Śmierć gier przygodowych wieszczono już dziesiątki razy. Ten gatunek pochodzi z zamierzchłych czasów komputerowej rozrywki i polega z grubsza na rozwiązywaniu zagadek logicznych (to tylko nazwa, czasem zagadki są absurdalne i niewiele mają wspólnego z logiką) bez żadnych zręcznościowych elementów. Wywodzi się to wprost z pierwszych gier bez grafiki, w których czytaliśmy opis danego miejsca, a następnie z klawiatury wpisywaliśmy, co chcemy zrobić. Gry przygodowe rozwinęły ten pomysł o oprawę graficzną, ale potem pojawiły się niezbędne elementy zręcznościowe i gatunek mocno podupadł.

Do dzisiaj jednak przygodówki rozpalają wyobraźnię wielu graczy, zwłaszcza tych, którzy nie śledzą wszystkich odsłon wszystkich serii gier i którzy nie urodzili się z padem w ręku. Gry przygodowe są spokojne, wymagają mozolnej eksploracji i kolekcjonowania przedmiotów, ale pobudzają to, na czym najbardziej zależy współczesnym rodzicom: wyobraźnię.

  1. Jaskinia

Przygodówki czasami odnoszą się do rzeczywistości i zwykle są wtedy nad wyraz ponure i przeznaczone dla dorosłych, jak choćby seria gier o Sherlocku Holmesie. Częściej jednak autorzy sięgają po groteskowe koncepty po to, aby opowiedzieć coś zwariowanego: choćby króciutką fabułkę o podróżowaniu w czasie. Ten pomysł pojawia się w znakomitym The Cave, gdzie skacząc po trzech różnych epokach historycznych, tworzymy zależności czasowe tak groteskowe, jak choćby położenie trupem niesympatycznego dinozaura w konkretnym miejscu tylko po to, żeby wiele milionów lat później w tej samej jaskini znaleźć ropę naftową niezbędną do uruchomienia silnika spalinowego. Weterani gier komputerowych rozpoznają tu echa pomysłu z Day of the Tentacle sprzed dwudziestu lat i będą mieli rację, bo to ten sam autor.
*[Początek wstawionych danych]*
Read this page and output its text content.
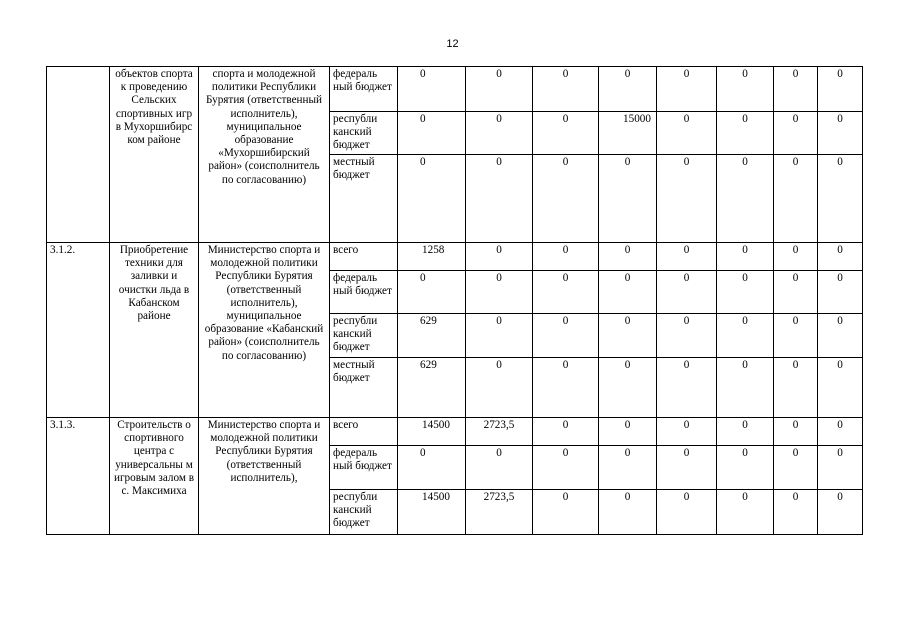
12
	объектов спорта к проведению Сельских спортивных игр в Мухоршибирс ком районе	спорта и молодежной политики Республики Бурятия (ответственный исполнитель), муниципальное образование «Мухоршибирский район» (соисполнитель по согласованию)	федераль ный бюджет	0	0	0	0	0	0	0	0
			республи канский бюджет	0	0	0	15000	0	0	0	0
			местный бюджет	0	0	0	0	0	0	0	0
3.1.2.	Приобретение техники для заливки и очистки льда в Кабанском районе	Министерство спорта и молодежной политики Республики Бурятия (ответственный исполнитель), муниципальное образование «Кабанский район» (соисполнитель по согласованию)	всего	1258	0	0	0	0	0	0	0
			федераль ный бюджет	0	0	0	0	0	0	0	0
			республи канский бюджет	629	0	0	0	0	0	0	0
			местный бюджет	629	0	0	0	0	0	0	0
3.1.3.	Строительств о спортивного центра с универсальны м игровым залом в с. Максимиха	Министерство спорта и молодежной политики Республики Бурятия (ответственный исполнитель),	всего	14500	2723,5	0	0	0	0	0	0
			федераль ный бюджет	0	0	0	0	0	0	0	0
			республи канский бюджет	14500	2723,5	0	0	0	0	0	0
Szukanie rozwiązań tego typu problemów to dla dzieciaków idealna rozrywka, na dodatek intelektualna. Co maluchy widzą w przygodówkach? Przede wszystkim nie ma tutaj elementu bezpośredniej rywalizacji – czy to z czasem, czy z wygenerowanymi przez grę przeciwnikami. Gracze nie muszą się ani spieszyć, ani uważać, żeby ich postać nie zginęła, za to mogą pogłówkować, w jaki sposób rozwiązać jakąś zagadkę. Co ciekawe, zupełnie nie przeszkadza im poziom absurdu – moje dzieciaki najchętniej grają w Wallace & Gromit, przygodówkę znacznie przerastającą pod tym względem dowolne filmy z sympatycznym plastelinowym panem i jego psem.

  1. Co trzy głowy to nie jedna

Dzieciaki nie lubią jednak grać w przygodówki samotnie, bo czasami ciężko jest wyjść poza ramy własnej wyobraźni. Dużo lepiej idzie im zabawa z kolegą, rodzeństwem, a już najlepiej z rodzicem, który swoją dawkę absurdu w życiu przyjął i jest w stanie wymyślić coś kompletnie niesztampowego, względnie odtworzyć tok myślenia innego dorosłego, który grę wszak pisał. Przy okazji zwykle lepiej od dziecka steruje, dlatego też młodzież najchętniej usadawia się w tylnych rzędach, a następnie całe towarzystwo rozpoczyna dyskusję na temat tego, czy użyć małpy na pompie, czy może przeczesać jeszcze raz wszystkie pomieszczenia w poszukiwaniu nowych przedmiotów.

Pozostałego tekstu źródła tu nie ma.